Movie Review : Doctor Strange (2016)
Doctor Strange was a superhero that few people knew outside of true blue comic books dorks before being given his own movie like every superhero in Marvel's goddamn catalog. If you knew who Doctor Strange was, it meant you were really into comic books and not one of the lecturing posers on the internet. That is not the case anymore. The movie adaptation was well-received by critics last Fall and even made its money in the box office. Fast forward six months, Doctor Strange is not available for free on streaming devices and where does that leave our good doctor? Kind of nowhere, really because the movie sucked. Sure, it's colorful and features impressive special effects, but it doesn't make up for that lumbering fiasco of a movie. If anything, it's a colorful lumbering fiasco with impressive special effects.
Stephen Strange (Benedict Cumberbatch, who else?) is an arrogant world-renowned neurosurgeon who lost the passion for his work. He only takes cases that can offer him excitement and professional accolades, turning down everyone else or declaring them untreatable. When Strange is involved in a fateful car crash that mangles his precious hands one evening, rendering him untreatable to modern science. Frustrated by his own powerlessness over the situation, he travels to Nepal on the suggestions of one of his "once untreatable" case who's been miraculously healed by Oriental medicine. What Strange discovers in Nepal is much more than new ways of healing, he discovers his true purpose: protecting the Earth from the "dark dimension."
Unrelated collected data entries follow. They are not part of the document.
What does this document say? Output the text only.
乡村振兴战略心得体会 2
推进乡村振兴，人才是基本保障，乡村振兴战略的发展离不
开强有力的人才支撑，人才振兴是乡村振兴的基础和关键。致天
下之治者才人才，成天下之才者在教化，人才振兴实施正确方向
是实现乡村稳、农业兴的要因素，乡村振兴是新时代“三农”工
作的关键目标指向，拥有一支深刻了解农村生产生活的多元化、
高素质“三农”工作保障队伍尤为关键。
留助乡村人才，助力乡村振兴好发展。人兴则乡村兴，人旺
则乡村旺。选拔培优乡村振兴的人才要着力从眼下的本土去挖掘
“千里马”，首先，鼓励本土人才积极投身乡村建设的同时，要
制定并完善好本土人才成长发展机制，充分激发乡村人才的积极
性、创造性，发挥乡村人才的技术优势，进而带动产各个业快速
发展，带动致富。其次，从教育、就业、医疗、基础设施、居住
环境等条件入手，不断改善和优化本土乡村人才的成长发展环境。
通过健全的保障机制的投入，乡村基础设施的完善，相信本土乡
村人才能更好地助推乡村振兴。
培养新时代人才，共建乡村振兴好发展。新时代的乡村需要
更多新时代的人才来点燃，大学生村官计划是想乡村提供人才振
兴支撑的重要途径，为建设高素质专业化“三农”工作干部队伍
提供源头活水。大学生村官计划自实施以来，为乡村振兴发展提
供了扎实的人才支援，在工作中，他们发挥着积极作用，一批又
All right. * cracks knuckles *
There is no real antagonist in Doctor Strange. Sure, they're the Mads Mikkelsen character you're going to tell me, but he's got critical flaws that render him fangless as a villain. For example, he's got no personality of his own outside of the walking martial arts movie cliché of being the former student who dabbled in the dark arts and became super powerful. Mikkelsen and Tilda Swinton's character are both reflections of Stephen Strange's boundless ambition and untamable confidence, mirroring his possible fates whether he chooses to use them for the collective good or for his own empowerment. There is no real conflict in Doctor Strange. He is always in complete control of his destiny. He's a cocky blowhard who wants to heal, but remains kind of a cocky blowhard throughout the movie, which is best illustrated in the scenes where Strange uses his powers to teleport in to his generic love interest's * hospital in order to get treatment for his battlefield wounds. He uses her for new purposes, but he's still using her.
What I don't get is that Stephen Strange already had a purpose before embarking on his mystical journey: healing people. Sure, a tragic car accident took it away from him but what Doctor Strange conveniently forgets is that he had already turned his back on it. His arrogance and boredom lead him to turned uninteresting patients away, so given that Strange doesn't change all that much during the movie: what does actually prevent him of becoming that arrogant genius again. It's bad enough he effortlessly outwits the "real antagonist" (who's introduced in the last ten minutes of the movie) using a trick a twelve year old would fend off, Strange is bound to get bored of fending off impotent space monster, isn't he? He's placed in this position of absolute power again without having significantly changed. And all of that stems from having a paper thin pseudo-antagonist.
I'll give it to Marvel: they tried to do something different with Doctor Strange. They swapped the long and overedited fistfights with long, colorful and overedited scenes of pseudo-martial arts fights with scrawny people drawing things in the air. It's not as breathless and redundant as some of their blandest movies, but it's still boring and critically flawed. Sure, it's colorful and there are Inception-like trippy special effects, but so what? If you want to watch Inception, watch Inception. It's a better movie anyway. I hesitated before reviewing Doctor Strange because I'm tired of shitting on superhero movies, but seeing Wonder Woman this weekend reminded me that this kind of movie is unacceptable. Guardians of the Galaxy Vol.2 is another example. There is no excuses for mass produced, shit movies. Not when you're releasing great ones in between.
* Played with admirable vigor by the admirably vigorous Rachel McAdams.